Kekaisaran Spanyol yang juga dikenal sebagai "Monarki Spanyol" adalah salah satu kekaisaran terbesar dalam sejarah dan menjadi salah satu kekaisaran global pertama dalam sejarah dunia.

Segera setelah Reconquista, Spanyol menjadi kekuatan global pertama di dunia. Spanyol memimpin penjelajahan Eropa ke dunia baru, membangun Viceroyaties besar di Dunia Baru pada saat itu. Spanyol juga menciptakan rute perdagangan antar benua pertama melintasi samudra. Spanyol memperdagangkan barang melintasi Samudra Atlantik, antara Spanyol dan viceroyatinya di Amerika. Mereka juga berdagang melintasi Samudra Pasifik73925, antara negara-negara Asia-Pasifik dan Meksiko melalui armada harta karun Spanyol dan galleon Manila.

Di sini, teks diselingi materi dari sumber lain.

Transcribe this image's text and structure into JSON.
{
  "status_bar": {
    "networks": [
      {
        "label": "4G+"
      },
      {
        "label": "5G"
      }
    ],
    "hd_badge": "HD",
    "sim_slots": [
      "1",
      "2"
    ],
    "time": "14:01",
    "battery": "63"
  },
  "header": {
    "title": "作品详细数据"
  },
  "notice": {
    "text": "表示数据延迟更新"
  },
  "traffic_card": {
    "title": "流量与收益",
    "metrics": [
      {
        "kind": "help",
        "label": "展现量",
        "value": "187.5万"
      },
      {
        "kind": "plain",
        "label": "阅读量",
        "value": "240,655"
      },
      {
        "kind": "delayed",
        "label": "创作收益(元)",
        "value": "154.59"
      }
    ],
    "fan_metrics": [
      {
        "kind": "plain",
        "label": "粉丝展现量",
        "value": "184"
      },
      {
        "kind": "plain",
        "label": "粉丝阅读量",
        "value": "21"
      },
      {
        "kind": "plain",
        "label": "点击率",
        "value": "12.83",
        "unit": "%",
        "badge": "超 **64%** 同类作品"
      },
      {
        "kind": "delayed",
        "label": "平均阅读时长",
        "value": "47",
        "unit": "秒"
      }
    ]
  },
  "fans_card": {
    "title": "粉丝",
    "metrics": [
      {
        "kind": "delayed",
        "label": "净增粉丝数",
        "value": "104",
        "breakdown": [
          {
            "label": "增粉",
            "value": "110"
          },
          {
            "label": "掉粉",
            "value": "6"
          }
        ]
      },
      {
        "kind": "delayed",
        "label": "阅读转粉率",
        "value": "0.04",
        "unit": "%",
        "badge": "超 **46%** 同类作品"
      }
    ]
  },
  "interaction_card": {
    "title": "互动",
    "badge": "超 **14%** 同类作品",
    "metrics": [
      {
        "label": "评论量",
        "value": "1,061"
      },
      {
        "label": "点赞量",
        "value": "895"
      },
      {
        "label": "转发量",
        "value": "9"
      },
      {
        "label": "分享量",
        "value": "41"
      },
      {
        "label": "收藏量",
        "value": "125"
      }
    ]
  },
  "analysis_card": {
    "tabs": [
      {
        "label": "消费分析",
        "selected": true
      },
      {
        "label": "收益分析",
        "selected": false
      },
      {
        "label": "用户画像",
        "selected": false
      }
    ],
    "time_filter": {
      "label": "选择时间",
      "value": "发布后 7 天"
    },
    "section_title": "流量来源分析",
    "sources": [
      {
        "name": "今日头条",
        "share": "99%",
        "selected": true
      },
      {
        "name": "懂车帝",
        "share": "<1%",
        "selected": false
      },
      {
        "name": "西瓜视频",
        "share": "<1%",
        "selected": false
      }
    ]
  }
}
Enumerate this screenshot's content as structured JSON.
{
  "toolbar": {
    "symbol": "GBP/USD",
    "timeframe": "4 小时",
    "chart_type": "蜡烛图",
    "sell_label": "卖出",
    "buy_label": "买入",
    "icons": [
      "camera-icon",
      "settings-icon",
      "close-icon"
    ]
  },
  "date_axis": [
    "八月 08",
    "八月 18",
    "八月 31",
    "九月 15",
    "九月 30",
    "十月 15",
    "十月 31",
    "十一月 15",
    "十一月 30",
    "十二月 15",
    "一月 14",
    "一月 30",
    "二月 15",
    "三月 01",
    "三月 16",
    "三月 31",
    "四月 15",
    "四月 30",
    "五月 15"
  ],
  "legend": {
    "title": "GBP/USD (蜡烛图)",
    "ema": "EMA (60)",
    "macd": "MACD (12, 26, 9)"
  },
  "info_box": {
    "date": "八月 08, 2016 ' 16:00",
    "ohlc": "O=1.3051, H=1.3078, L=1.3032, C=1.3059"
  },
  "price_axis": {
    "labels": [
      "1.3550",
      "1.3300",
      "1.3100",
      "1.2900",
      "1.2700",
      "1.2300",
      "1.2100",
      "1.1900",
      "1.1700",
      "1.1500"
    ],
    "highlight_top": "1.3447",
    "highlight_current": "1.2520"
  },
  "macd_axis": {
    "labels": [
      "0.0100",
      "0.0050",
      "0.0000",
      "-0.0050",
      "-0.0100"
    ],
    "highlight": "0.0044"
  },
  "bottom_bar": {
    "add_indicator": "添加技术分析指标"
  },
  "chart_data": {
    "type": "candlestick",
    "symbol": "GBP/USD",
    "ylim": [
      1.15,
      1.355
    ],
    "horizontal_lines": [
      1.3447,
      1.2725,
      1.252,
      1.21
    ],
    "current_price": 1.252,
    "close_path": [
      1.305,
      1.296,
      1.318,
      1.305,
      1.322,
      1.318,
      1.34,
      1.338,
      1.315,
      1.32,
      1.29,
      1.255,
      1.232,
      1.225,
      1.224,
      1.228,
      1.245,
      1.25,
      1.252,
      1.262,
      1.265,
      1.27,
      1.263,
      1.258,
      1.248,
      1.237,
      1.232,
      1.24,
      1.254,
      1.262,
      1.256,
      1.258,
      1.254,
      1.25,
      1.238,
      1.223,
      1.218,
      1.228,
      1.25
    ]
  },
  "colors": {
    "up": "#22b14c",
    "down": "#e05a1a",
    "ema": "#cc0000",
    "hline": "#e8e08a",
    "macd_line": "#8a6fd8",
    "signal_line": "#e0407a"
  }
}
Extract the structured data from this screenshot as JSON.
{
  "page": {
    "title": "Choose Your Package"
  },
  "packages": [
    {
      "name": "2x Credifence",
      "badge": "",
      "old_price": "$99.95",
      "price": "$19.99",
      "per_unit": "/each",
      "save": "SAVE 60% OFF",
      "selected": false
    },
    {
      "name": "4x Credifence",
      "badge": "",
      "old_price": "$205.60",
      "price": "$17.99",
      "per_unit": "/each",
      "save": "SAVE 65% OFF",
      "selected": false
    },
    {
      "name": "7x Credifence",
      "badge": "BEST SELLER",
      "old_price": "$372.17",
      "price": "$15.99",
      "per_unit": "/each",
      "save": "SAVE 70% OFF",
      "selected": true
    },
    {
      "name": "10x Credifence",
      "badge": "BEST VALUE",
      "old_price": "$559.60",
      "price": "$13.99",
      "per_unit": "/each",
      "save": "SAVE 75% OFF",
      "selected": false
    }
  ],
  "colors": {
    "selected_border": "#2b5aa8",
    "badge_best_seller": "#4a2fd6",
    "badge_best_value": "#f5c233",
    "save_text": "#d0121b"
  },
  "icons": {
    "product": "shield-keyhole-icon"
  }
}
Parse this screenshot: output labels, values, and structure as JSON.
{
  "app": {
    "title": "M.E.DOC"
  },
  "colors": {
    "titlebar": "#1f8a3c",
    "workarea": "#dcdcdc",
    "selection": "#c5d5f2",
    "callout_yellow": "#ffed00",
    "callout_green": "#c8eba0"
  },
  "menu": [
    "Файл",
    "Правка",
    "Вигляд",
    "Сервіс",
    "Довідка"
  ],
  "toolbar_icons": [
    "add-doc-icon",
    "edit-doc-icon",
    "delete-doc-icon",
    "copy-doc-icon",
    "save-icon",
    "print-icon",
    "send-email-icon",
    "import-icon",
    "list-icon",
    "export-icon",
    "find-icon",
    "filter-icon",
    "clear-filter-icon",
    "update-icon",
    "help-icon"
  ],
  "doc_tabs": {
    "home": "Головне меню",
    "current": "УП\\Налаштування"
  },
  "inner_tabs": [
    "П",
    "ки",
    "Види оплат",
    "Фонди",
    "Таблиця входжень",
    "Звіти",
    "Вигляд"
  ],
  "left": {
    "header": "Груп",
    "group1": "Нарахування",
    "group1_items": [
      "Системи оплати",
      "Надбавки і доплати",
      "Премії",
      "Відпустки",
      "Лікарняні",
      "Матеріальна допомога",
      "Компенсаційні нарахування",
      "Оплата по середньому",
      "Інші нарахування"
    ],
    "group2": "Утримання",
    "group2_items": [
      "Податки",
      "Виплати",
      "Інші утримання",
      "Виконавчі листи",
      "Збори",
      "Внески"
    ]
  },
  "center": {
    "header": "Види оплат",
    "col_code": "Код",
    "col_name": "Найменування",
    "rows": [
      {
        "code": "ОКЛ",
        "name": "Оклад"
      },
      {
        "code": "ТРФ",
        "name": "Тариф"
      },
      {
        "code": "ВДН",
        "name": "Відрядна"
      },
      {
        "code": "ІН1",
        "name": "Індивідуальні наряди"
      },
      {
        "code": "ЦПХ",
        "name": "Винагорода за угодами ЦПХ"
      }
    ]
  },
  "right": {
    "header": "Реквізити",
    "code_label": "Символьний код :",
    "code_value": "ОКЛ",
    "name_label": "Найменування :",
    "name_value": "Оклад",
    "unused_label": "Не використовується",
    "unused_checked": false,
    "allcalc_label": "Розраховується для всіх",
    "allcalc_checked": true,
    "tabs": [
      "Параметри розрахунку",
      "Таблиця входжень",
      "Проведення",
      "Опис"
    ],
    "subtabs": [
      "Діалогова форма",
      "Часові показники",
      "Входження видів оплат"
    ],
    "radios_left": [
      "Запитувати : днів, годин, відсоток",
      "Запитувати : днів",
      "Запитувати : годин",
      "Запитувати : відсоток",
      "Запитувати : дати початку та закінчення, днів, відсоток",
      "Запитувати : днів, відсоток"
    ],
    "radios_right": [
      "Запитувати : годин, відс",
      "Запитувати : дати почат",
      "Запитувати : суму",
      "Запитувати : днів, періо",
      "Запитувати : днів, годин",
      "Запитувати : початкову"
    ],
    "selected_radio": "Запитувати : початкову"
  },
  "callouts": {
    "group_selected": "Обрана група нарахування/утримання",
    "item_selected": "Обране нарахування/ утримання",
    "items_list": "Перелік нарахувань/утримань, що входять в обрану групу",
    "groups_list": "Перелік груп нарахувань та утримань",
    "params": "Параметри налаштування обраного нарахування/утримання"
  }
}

Penakluk Spanyol menaklukkan Kerajaan Aztec, Inca, dan Maya bersama dengan bantuan suku-suku asli Amerika lainnya. Mereka mengambil wilayah yang luas di Amerika Utara, Selatan, Asia, Afrika, dan Oseania. Spanyol menjadikan wilayah-wilayah ini menjadi Viceroyalties hingga abad XIX. Spanyol, terutama kerajaan Kastilia, menjadi jauh lebih kuat. Selain itu, melalui pernikahan kerajaan, raja-raja Spanyol menciptakan aliansi dengan kekuatan Eropa lainnya. Hal ini memungkinkan Kerajaan Spanyol untuk menguasai banyak wilayah di Eropa. Dengan semua wilayah dan koloni di seluruh dunia ini, Kekaisaran Spanyol menjadi kerajaan terbesar dan terkaya di dunia.

Untuk sementara waktu, Kekaisaran Spanyol adalah kekuatan besar di lautan, dengan Angkatan Lautnya yang berpengalaman. Infanterinya yang dikenal sebagai Tercios, yang direkrut dari banyak negara monarki Spanyol, tidak terkalahkan selama setengah abad. Spanyol menikmati masa keemasan budaya pada abad ke-16 dan 17. Cervantes, yang merupakan pencipta novel modern pertama Don Quixote, dan banyak lainnya seperti Lope de Vega, Calderón de la Barca, dan Francisco de Quevedo yang menonjol dalam berbagai cabang Sastra, Arsitektur, Teologi, Filosofi dan sebagainya.

Namun, pada akhirnya, Prancis, Portugis, dan Inggris mencoba merongrong monarki Spanyol. Dimulai pada paruh kedua abad ke-17, Kekaisaran Spanyol mulai mengalami kebangkrutan, dan militernya mulai kalah dalam pertempuran. Pada abad ke-19, Spanyol kehilangan wilayah besar terakhirnya di luar negeri dalam Perang Spanyol-Amerika.